Chapitre 20

Verset 11a

Hier, aujourd’hui, et demain, ont lieu de par le monde d’innombrables comparutions devant un tribunal, suite à quoi en principe, un jugement ou une sentence est prononcé. Il n’est certes jamais agréable d’être traduit en justice, mais c’est de la gnognotte comparée au tribunal présidé par Celui à qui nous devrons tous rendre des comptes. Dans les Écritures il est question de plusieurs jugements.

Premièrement, le tribunal de Jésus-Christ devant lequel tous ceux qui ont foi en lui doivent comparaître. C’est le moins douloureux, lui encore que si je pouvais l’éviter, ça m’arrangerait bien. C’est à ce moment-là que les croyants qui ont été fidèles au Seigneur sont récompensés pour leur dévouement (2Corinthiens 5.10).

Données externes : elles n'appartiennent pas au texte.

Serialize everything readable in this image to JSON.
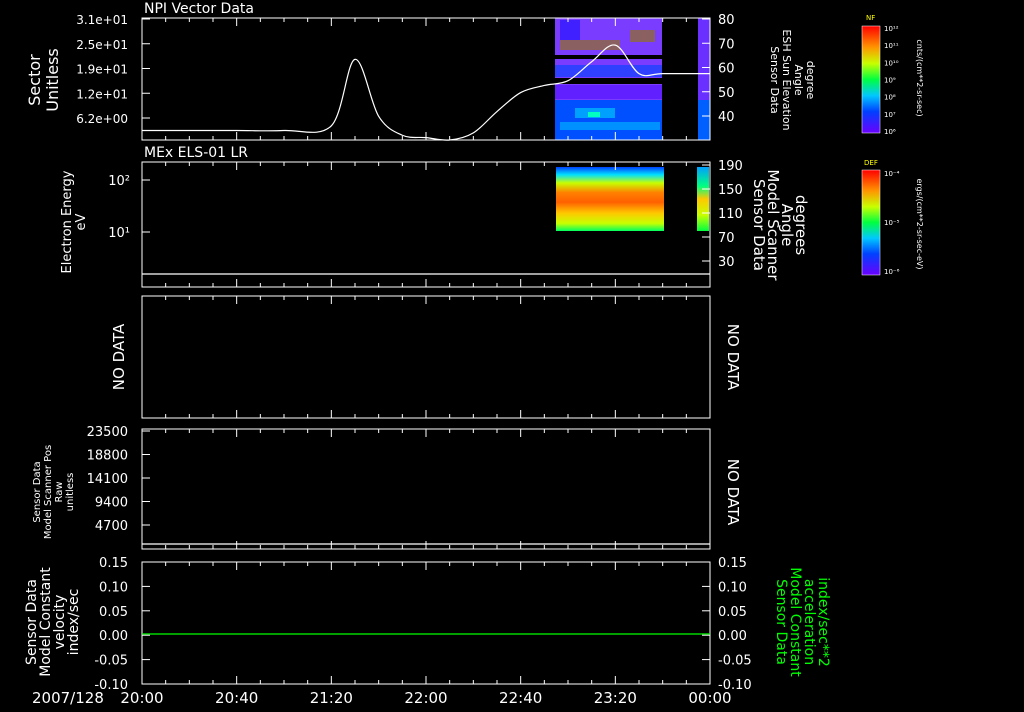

Tous ceux qui vont à ce rendez-vous incontournable sont bienheureux car ils ont part à « la première résurrection » (Apocalypse 20.4-6).

Il existe un autre jugement, incontournable lui aussi, qui est réservé à ceux qui ne bénéficient pas de la grâce de Dieu. Connu sous le nom de « Jugement dernier », son vrai nom est : « jugement du grand trône blanc ». Cette comparution est de très mauvais augure car toujours suivie de la sentence de « la seconde mort ». Ce rendez-vous est aussi la dernière fois que Dieu se comporte en Juge.

Pour pouvoir se présenter en personne à la barre des accusés, le condamné ressuscite; il sort du séjour des morts et la preuve de sa culpabilité est présentée. Mais aucun jury n’est présent et aucune délibération n’est prévue. La défense n’est pas assurée car il n’y a pas d’avocat et le verdict est sans appel. Tous les accusés sont déclarés coupables et punis pour l’éternité sans jamais aucune possibilité de révision de procès et remise en liberté.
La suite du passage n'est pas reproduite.